Ce n’est pas le secret qui se cache derrière ce personnage de Gatsby qui fait, à proprement parler, tout l’intérêt de ce roman éponyme. C’est plutôt tout ce qui se construit et se joue autour. Tout le jeu des relations et des codes dans cette société mondaine d’après-guerre qui s’étourdit dans de folles soirées. Cet âge d’or américain qui se reflète à travers la description des réceptions fastueuses de Gatsby décrites par Nick.
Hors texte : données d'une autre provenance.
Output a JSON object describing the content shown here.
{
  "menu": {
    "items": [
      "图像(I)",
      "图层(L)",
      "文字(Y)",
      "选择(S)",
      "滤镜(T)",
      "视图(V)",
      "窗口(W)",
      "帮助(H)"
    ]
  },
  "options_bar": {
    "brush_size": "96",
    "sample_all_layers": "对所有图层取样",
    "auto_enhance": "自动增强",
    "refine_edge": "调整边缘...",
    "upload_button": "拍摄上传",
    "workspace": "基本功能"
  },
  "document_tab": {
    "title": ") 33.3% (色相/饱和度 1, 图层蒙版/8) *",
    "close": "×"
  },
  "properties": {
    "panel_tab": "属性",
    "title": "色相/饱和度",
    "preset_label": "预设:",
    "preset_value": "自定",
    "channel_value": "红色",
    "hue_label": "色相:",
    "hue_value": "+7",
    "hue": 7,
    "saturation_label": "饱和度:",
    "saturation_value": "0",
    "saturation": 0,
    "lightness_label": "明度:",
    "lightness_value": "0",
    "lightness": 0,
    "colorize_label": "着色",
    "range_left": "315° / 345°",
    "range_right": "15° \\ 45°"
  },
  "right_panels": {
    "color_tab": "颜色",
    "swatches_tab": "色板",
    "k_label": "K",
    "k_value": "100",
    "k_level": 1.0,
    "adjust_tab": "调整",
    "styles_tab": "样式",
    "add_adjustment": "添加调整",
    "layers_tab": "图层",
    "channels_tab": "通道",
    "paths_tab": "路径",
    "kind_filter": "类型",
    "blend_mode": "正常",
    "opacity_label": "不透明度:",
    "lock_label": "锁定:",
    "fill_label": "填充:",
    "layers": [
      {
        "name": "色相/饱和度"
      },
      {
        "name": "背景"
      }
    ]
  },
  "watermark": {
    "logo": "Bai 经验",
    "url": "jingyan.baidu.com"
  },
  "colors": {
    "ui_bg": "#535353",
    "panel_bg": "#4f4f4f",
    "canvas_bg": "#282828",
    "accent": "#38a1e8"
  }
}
C’est une véritable plongée dans l’ambiance folle et étourdissante des années 20 que nous offre F.Scott Fitzgerald à travers ce roman. Un instantané historique et social où chaque élément du récit se trouve connecté, de façon plus ou moins directe, à Jay Gatsby, ce maître des festivités dont on ne sait rien. C’est précisément ce jeu subtil entre l’histoire de ce personnage éblouissant et le contexte historique qui fait de Gatsby le Magnifique un classique incontournable.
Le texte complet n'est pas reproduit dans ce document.